There was some fellow feeling here because Mythological Rome was also founded by a descendent of Aeneas (Romulus). All of this means that when Elizabethan writers and thinkers refer to the classics they feel that they are being self referential.
They read and write in Latin (if decreasingly) and the education standard is that of classicists. Everybody wanted to be Cicero.
It’s worth bearing in mind when considering Shakespeare’s motivations in attempting this work.
That she with painted images hath spent;
Being from the feeling of her own grief brought
By deep surmise of others' detriment;
Losing her woes in shows of discontent.
It easeth some, though none it ever cured,
To think their dolour others have endured.
I also really liked the portrayal of the competitive and inappropriate impulses that can make grief especially ugly. When in their sorrow, her husband and father argue over who she meant the most to:
The one doth call her his, the other his,
Yet neither may possess the claim they lay.

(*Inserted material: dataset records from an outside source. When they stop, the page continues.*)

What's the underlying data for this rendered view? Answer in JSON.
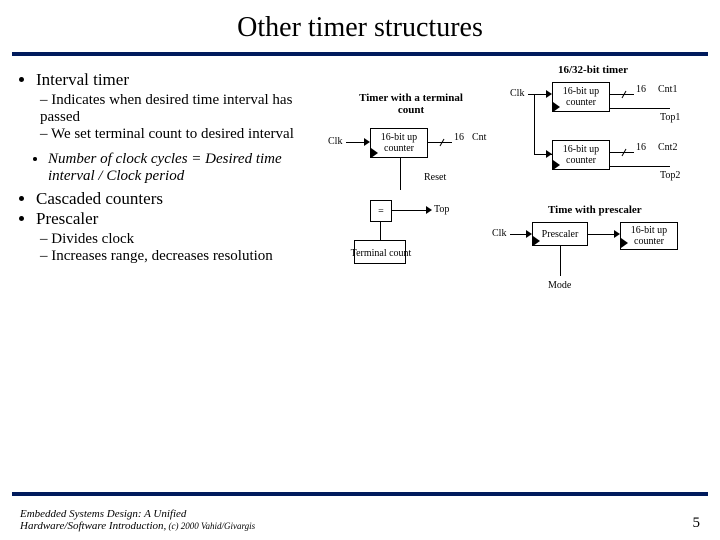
{
  "title": "Other timer structures",
  "bullets": {
    "l1a": "Interval timer",
    "l2a": "Indicates when desired time interval has passed",
    "l2b": "We set terminal count to desired interval",
    "l3a": "Number of clock cycles = Desired time interval / Clock period",
    "l1b": "Cascaded counters",
    "l1c": "Prescaler",
    "l2c": "Divides clock",
    "l2d": "Increases range, decreases resolution"
  },
  "diagram": {
    "sect1_title": "16/32-bit timer",
    "sect2_title": "Timer with a terminal count",
    "sect3_title": "Time with prescaler",
    "clk": "Clk",
    "counter16": "16-bit up counter",
    "equals": "=",
    "reset": "Reset",
    "top": "Top",
    "terminal_count": "Terminal count",
    "prescaler": "Prescaler",
    "mode": "Mode",
    "sixteen": "16",
    "cnt": "Cnt",
    "cnt1": "Cnt1",
    "cnt2": "Cnt2",
    "top1": "Top1",
    "top2": "Top2"
  },
  "footer": {
    "credit1": "Embedded Systems Design: A Unified",
    "credit2": "Hardware/Software Introduction,",
    "credit3": " (c) 2000 Vahid/Givargis",
    "page": "5"
  }
}
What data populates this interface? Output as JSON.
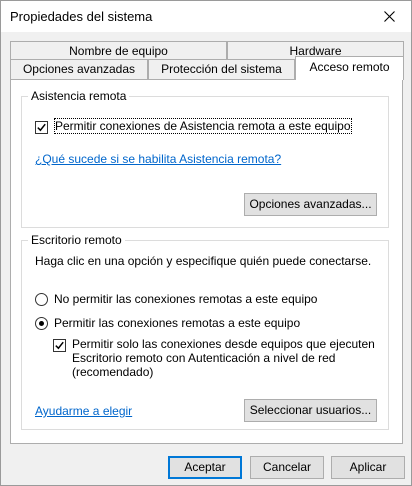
{
  "window": {
    "title": "Propiedades del sistema"
  },
  "tabs": {
    "row_back": [
      "Nombre de equipo",
      "Hardware"
    ],
    "row_front": [
      "Opciones avanzadas",
      "Protección del sistema",
      "Acceso remoto"
    ],
    "active": "Acceso remoto"
  },
  "remote_assistance": {
    "legend": "Asistencia remota",
    "allow_checkbox_label": "Permitir conexiones de Asistencia remota a este equipo",
    "allow_checked": true,
    "help_link": "¿Qué sucede si se habilita Asistencia remota?",
    "advanced_button": "Opciones avanzadas..."
  },
  "remote_desktop": {
    "legend": "Escritorio remoto",
    "instruction": "Haga clic en una opción y especifique quién puede conectarse.",
    "option_deny": "No permitir las conexiones remotas a este equipo",
    "option_allow": "Permitir las conexiones remotas a este equipo",
    "selected_option": "allow",
    "nla_checkbox_lines": [
      "Permitir solo las conexiones desde equipos que ejecuten",
      "Escritorio remoto con Autenticación a nivel de red",
      "(recomendado)"
    ],
    "nla_checked": true,
    "help_link": "Ayudarme a elegir",
    "select_users_button": "Seleccionar usuarios..."
  },
  "footer": {
    "ok": "Aceptar",
    "cancel": "Cancelar",
    "apply": "Aplicar"
  },
  "icons": {
    "close": "close-icon",
    "check": "checkmark-icon",
    "radio": "radio-dot-icon"
  },
  "colors": {
    "accent": "#0078d7",
    "link": "#0066cc"
  }
}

The father says 'She's mine.' 'O, mine she is,'
Replies her husband: 'do not take away
My sorrow's interest; let no mourner say
He weeps for her, for she was only mine,
And only must be wail'd by Collatine.'
'O,' quoth Lucretius,' I did give that life
Which she too early and too late hath spill'd.'
'Woe, woe,' quoth Collatine, 'she was my wife,
I owed her, and 'tis mine that she hath kill'd.'
'My daughter' and 'my wife' with clamours fill'd
The dispersed air, who, holding Lucrece' life,
Answer'd their cries, 'my daughter' and 'my wife.'
On Easter Eggs
The Wikipedia article on this poem had a nice section on other works of Shakespeare that referenced this story. There are quite a few and that sort of this is always fun for me to look at.
But the Easter Egg that I most enjoyed was the presence and moral leadership of Brutus.
This is Lucius Junius Brutus, the ancestor of the Brutus (Marcus Junius Brutus) from Julius Caesar.
Here he preforms the same role of galvanization and piety over a bloody knife.
He brings the bickering family in line and rouses the people against tyranny. He causes them to kneel to the gods and he kisses the bloody dagger and swears justice. The people follow him and you can almost hear ‘Friends Roman’s Countrymen’ echoing behind him.
The poem concludes:
When they had sworn to this advised doom,
They did conclude to bear dead Lucrece thence;
To show her bleeding body thorough Rome,
And so to publish Tarquin's foul offence:
Which being done with speedy diligence,
The Romans plausibly did give consent
To Tarquin's everlasting banishment.